2. The “Subscribe to receive blog update notifications” form has been moved up and is directly below the search button.
3. The archives are now listed in years. If you click a year, you will receive a drop-down menu of the months.
Patience. I had to be patient with the situation and with myself.
Tolerance. I had to be tolerant of myself, that I make mistakes, and that it is okay.
Acceptance. I had to accept that the situation had taken place (website brought down by me), and accept that nothing would be done to bring it back up until I heard back from the server company.

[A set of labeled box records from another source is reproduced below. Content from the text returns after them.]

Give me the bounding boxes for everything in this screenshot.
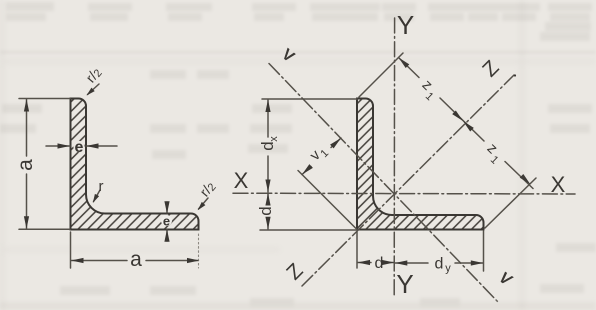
X axis (233, 192, 575, 195)
label d (left) (256, 206, 275, 215)
svg-text:e: e (163, 214, 170, 229)
extension line for z1 (from top corner) (359, 53, 403, 97)
svg-text:X: X (551, 172, 566, 197)
dimension e (vertical leg) (46, 145, 117, 147)
svg-text:X: X (234, 168, 249, 193)
svg-text:Y: Y (397, 10, 414, 40)
svg-text:Y: Y (396, 269, 413, 299)
label z1 (upper) (415, 76, 442, 103)
Y axis (393, 18, 395, 295)
dimension d (left, bottom) (260, 193, 357, 230)
svg-text:d: d (435, 256, 444, 273)
dimension d_x (left, top) (262, 99, 357, 192)
svg-text:a: a (130, 248, 142, 271)
leader r/2 (right toe) (199, 198, 209, 209)
dimension a (left vertical) (19, 99, 70, 230)
dimension a (bottom) (71, 232, 199, 268)
Z axis (302, 75, 514, 286)
label v1 (307, 142, 332, 167)
svg-text:x: x (268, 136, 280, 142)
leader r/2 (top toe) (88, 84, 100, 95)
dimension e (bottom leg) (166, 202, 168, 241)
svg-text:r: r (99, 178, 104, 195)
svg-text:a: a (14, 159, 37, 171)
V axis (269, 64, 498, 303)
extension line through corner (for v1) (298, 171, 357, 230)
angle profile (right view) (357, 99, 484, 230)
dimension z1 (399, 58, 534, 189)
svg-text:y: y (445, 263, 451, 275)
label d_x (258, 136, 280, 151)
faint paper texture streaks (0, 302, 596, 310)
dimension v1 (302, 138, 341, 175)
leader r (inner fillet) (94, 190, 101, 202)
svg-text:d: d (256, 206, 275, 215)
extension line for z1 (from bottom-right toe) (485, 178, 536, 228)
label z1 (lower) (480, 140, 507, 167)
dimension d (bottom) (357, 232, 394, 268)
svg-text:e: e (75, 139, 84, 156)
dimension d_y (bottom) (395, 231, 484, 271)
svg-text:d: d (375, 255, 384, 272)
angle profile (left view) (71, 99, 199, 230)
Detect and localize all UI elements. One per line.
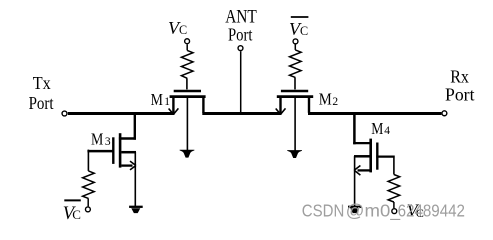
drain stub M3 (119, 137, 136, 139)
svg-text:Tx: Tx (33, 73, 51, 93)
wire M2 drain to Rx port (308, 112, 441, 115)
svg-text:C: C (300, 24, 308, 38)
label M4 (371, 119, 390, 138)
label M2 (319, 90, 339, 109)
label VC-bar (M2 gate bias, inverted control) (289, 17, 308, 39)
resistor (M2 gate bias) (290, 50, 302, 78)
wire resistor to VC terminal (393, 202, 395, 208)
svg-text:@m0: @m0 (346, 201, 391, 221)
wire M4 source to ground (354, 156, 356, 206)
label ANT Port (225, 6, 257, 44)
gate lead M3 (87, 150, 114, 153)
svg-text:CSDN: CSDN (302, 201, 345, 221)
drain leg M2 (308, 97, 310, 113)
source arrow M4 (354, 166, 360, 176)
resistor (M4 gate bias) (388, 175, 400, 203)
terminal VC-bar (bottom left) (85, 207, 90, 212)
body stub M3 (121, 151, 136, 154)
gate bar M1 (174, 90, 201, 93)
wire main line to M4 drain (353, 112, 356, 144)
svg-text:C: C (179, 23, 187, 37)
terminal VC (top left) (185, 39, 190, 44)
source stub M3 (121, 164, 132, 166)
svg-text:Port: Port (228, 25, 253, 45)
wire VC-bar terminal to resistor (294, 44, 296, 50)
svg-text:M: M (151, 90, 164, 109)
wire resistor to VC-bar terminal (87, 198, 89, 206)
body wire M2 (294, 98, 296, 151)
source stub M4 (358, 169, 371, 171)
transistor M2 (276, 91, 314, 151)
label VC (M4 gate bias) (407, 201, 424, 221)
transistor M1 (169, 91, 206, 150)
terminal Tx port (62, 111, 67, 116)
label VC-bar (M3 gate bias, inverted control) (63, 200, 81, 223)
source arrow M3 (130, 161, 136, 170)
svg-text:4: 4 (384, 125, 390, 137)
wire Tx port to M1 source (68, 112, 175, 115)
svg-text:Port: Port (29, 93, 54, 113)
drain stub M4 (353, 142, 371, 144)
resistor (M3 gate bias) (83, 171, 95, 199)
svg-text:2: 2 (332, 96, 338, 108)
ground (M3 source) (129, 207, 143, 213)
channel bar M4 (369, 139, 372, 173)
wire resistor to M2 gate (294, 77, 296, 89)
svg-text:1: 1 (164, 96, 170, 108)
label M3 (91, 129, 111, 148)
transistor M3 (87, 133, 136, 170)
svg-text:M: M (91, 129, 104, 148)
source arrow M1 (169, 108, 179, 114)
wire main line to M3 drain (134, 112, 136, 140)
source leg M1 (172, 97, 174, 113)
channel bar M1 (170, 95, 206, 98)
terminal VC-bar (top right) (293, 39, 298, 44)
ground (M4 source) (348, 207, 362, 213)
svg-text:C: C (72, 207, 81, 222)
wire M1 drain to M2 source (ANT node) (202, 112, 281, 115)
svg-text:3: 3 (105, 136, 111, 148)
source leg M2 (279, 97, 281, 113)
drain leg M1 (202, 97, 204, 113)
body wire M1 (186, 98, 188, 150)
ground (M2 body) (287, 150, 302, 158)
terminal ANT port (238, 46, 243, 51)
wire M4 gate to resistor (393, 156, 395, 175)
svg-text:M: M (319, 90, 332, 109)
wire M3 source to ground (134, 152, 136, 206)
label VC (M1 gate bias) (168, 18, 187, 38)
ground (M1 body) (180, 150, 195, 158)
wire resistor to M1 gate (186, 78, 188, 89)
channel bar M3 (119, 133, 122, 167)
svg-text:Port: Port (445, 84, 475, 104)
resistor (M1 gate bias) (181, 50, 193, 78)
label Tx Port (29, 73, 54, 113)
label Rx Port (445, 67, 475, 105)
body stub M4 (354, 155, 370, 158)
transistor M4 (353, 139, 394, 176)
label M1 (151, 90, 171, 109)
terminal Rx port (442, 111, 447, 116)
wire VC terminal to resistor (186, 44, 188, 50)
terminal VC (bottom right) (392, 209, 397, 214)
gate bar M2 (281, 90, 308, 93)
gate bar M4 (376, 143, 378, 170)
gate lead M4 (376, 155, 394, 157)
svg-text:62489442: 62489442 (398, 201, 465, 221)
wire M3 gate to resistor (87, 150, 89, 171)
source arrow M2 (276, 108, 286, 114)
wire ANT port to main line (240, 51, 242, 112)
gate bar M3 (112, 137, 114, 164)
channel bar M2 (277, 95, 313, 98)
svg-text:M: M (371, 119, 383, 138)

Surrender. I had to surrender that once I brought down my site, nothing else was in my control, and I had to surrender that it was necessary in my life. Apparently, it was necessary: My database is updated and current. All of the new software works great. I was able to make the changes I wanted to make to have my website be more user-friendly. And, I now have my database automatically backed-up nightly. If these things were not necessary in my life, then me bringing down my website would not have happened.
These are important lessons I learned in my recovery. Utilizing patience, tolerance, acceptance, and surrender in my life helped me reach my cure from Parkinson’s, and as you can see, have helped me remain calm and get to solutions instead of getting angry and frustrated and being filled with self-loathing and self-criticism. Calmly reaching solutions is so much more healing than self-loathing and self-criticism, don’t you agree?
So, the next time you make a mistake, please walk yourself through the steps of patience, tolerance, acceptance, and surrender. It will do wonders for your recovery and your life.
You are worth it!!!
All my best,
Several years ago Maharishi Mahesh Yogi was being asked by a reporter who were his heroes. Here’s how it went:
Reporter: Maharishi, as a young boy yourself, as a child, who were your mentors? Who were the people you looked up to? And today, in the world, who are some of the powerful, prominent figures you respect?
Maharishi: I respect all the people, everyone, because everyone is doing all that he can to enrich the environment, the society — everyone.
His answer has had a profound effect on me because I realized that I could no longer justify judging other people and their actions because everyone was doing all that they can. Even someone’s actions I would consider stupid, unethical, illegal, or immoral, I have to realize that they’re doing what they can and I’m not in a position to judge. Where this gets really interesting is when one turns this prescription on oneself and realizes that we’re doing what we can, and we have no standing to make critical judgments against ourselves. This knowledge has been very liberating.
Thanks to everyone for contributing and listening.
Great thought. Thanks for sharing.
Thank you, Barry, how enlightening!
Bravo Howard! And a big thank you!
I love that you shared the details of your ordeal, Howard. Such good lessons I can apply! And Barry, love the anecdote you shared, too. I find it deeply instructive in banishing self-criticism and promoting genuine love towards myself and others.
So thankful for this website and the people involved!
Something similar happened to me this week. I had been planning a big change and move overseas to get nearer to family and friends and had spent weeks organising it all. I managed to get myself, small child, and animals to port in ancient car only to be told you cannot travel
due to problems with the rabies jabs.
Although I was quite upset i accepted the situation and said to.myself it must be meant to happen. My new attitude all due to working on Howard s methods. So even though i had a long journey for nothing i accepted it.
It is a relief to begin to be different like this.